I knew there must be something else there... :))
Ivan Kelsall
Sep-11-2008, 2:35am
Tom - If you refer back to my original post,that's what i was complaining about. The fact that i can't listen to Bluegrassradio.org for more than about 10 minutes without having to TURN IT OFF to avoid having to listen to some of the stuff that they're playing these days,& i DO have dozens of CD tracks on my PC to listen to when BGR.org goes "Country & Western" on me.
Re.the instruments not being 'Bluegrass Instruments' - they are now !!,
Saska
mandolirius
Sep-11-2008, 2:38am
But part of the magic of radio is that you don't have control and while you will undoubtedly hear some stuff you don't care for, you could also be exposed to a previously undiscovered gem.
Ivan Kelsall
Sep-12-2008, 12:40am
Mandolirius - you're spot on. I've heard & purchased well over 50 CD's now, of bands that i'd never heard OF,let alone heard, because of Bluegrassradio.org. BGR.org is a terrific station - PERIOD !.
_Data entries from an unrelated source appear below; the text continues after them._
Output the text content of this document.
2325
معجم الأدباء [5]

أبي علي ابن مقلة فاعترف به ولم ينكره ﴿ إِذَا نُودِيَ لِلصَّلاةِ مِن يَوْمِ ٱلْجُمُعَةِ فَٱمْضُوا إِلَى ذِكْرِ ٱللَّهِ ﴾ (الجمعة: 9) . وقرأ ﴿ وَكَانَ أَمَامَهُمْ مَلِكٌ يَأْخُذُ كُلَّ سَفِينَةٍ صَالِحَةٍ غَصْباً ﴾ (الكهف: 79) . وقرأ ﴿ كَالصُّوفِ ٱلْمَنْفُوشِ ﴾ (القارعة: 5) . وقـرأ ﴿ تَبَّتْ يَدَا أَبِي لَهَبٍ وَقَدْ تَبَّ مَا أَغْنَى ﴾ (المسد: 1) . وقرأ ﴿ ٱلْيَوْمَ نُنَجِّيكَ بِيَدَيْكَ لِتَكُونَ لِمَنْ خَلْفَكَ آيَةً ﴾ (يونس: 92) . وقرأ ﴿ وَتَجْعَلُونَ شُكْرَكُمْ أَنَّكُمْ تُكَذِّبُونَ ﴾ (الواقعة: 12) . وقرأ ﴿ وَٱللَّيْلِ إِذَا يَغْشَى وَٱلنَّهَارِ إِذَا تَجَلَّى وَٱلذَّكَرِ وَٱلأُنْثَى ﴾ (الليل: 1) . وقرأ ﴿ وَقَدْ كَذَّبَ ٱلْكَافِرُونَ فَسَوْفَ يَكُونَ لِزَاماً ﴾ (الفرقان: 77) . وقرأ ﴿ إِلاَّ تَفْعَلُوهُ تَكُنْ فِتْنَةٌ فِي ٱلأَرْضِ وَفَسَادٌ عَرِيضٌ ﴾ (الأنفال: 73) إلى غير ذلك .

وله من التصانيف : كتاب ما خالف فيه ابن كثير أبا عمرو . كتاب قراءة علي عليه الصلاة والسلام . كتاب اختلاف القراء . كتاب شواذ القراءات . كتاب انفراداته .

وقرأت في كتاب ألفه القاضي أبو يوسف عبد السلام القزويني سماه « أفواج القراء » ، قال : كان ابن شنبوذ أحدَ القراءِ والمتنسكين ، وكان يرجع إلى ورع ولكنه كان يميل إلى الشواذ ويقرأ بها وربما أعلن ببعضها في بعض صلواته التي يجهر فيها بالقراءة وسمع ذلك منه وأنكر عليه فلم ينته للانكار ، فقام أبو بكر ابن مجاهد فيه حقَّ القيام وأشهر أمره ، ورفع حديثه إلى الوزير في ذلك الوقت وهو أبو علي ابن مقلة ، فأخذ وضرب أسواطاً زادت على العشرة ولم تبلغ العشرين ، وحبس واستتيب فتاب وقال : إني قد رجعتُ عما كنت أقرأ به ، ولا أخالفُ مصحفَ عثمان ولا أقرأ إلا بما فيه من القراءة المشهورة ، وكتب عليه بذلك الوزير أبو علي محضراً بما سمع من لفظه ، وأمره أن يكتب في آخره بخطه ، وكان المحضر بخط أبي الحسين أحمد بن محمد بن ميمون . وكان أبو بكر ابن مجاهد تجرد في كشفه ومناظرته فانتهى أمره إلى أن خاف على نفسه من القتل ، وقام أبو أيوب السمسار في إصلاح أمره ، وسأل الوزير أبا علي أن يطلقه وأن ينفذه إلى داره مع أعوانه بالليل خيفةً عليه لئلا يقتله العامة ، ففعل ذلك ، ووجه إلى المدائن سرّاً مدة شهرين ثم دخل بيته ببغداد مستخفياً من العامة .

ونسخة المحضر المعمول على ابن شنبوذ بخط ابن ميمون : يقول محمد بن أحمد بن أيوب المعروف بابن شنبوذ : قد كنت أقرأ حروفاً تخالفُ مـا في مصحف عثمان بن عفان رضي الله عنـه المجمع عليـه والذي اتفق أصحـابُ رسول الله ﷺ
I continue to listen AND switch off,
Saska
TomTyrrell
Sep-12-2008, 3:16pm
Thankfully there are only a very small number of people who still think the banjo and mandolin should be restricted to bluegrass music. If the trend to include banjo and mandolin in contemporary country music continues there will be better opportunites for banjo and mandolin players to actually make a living playing the instruments they love without needing to double on guitar.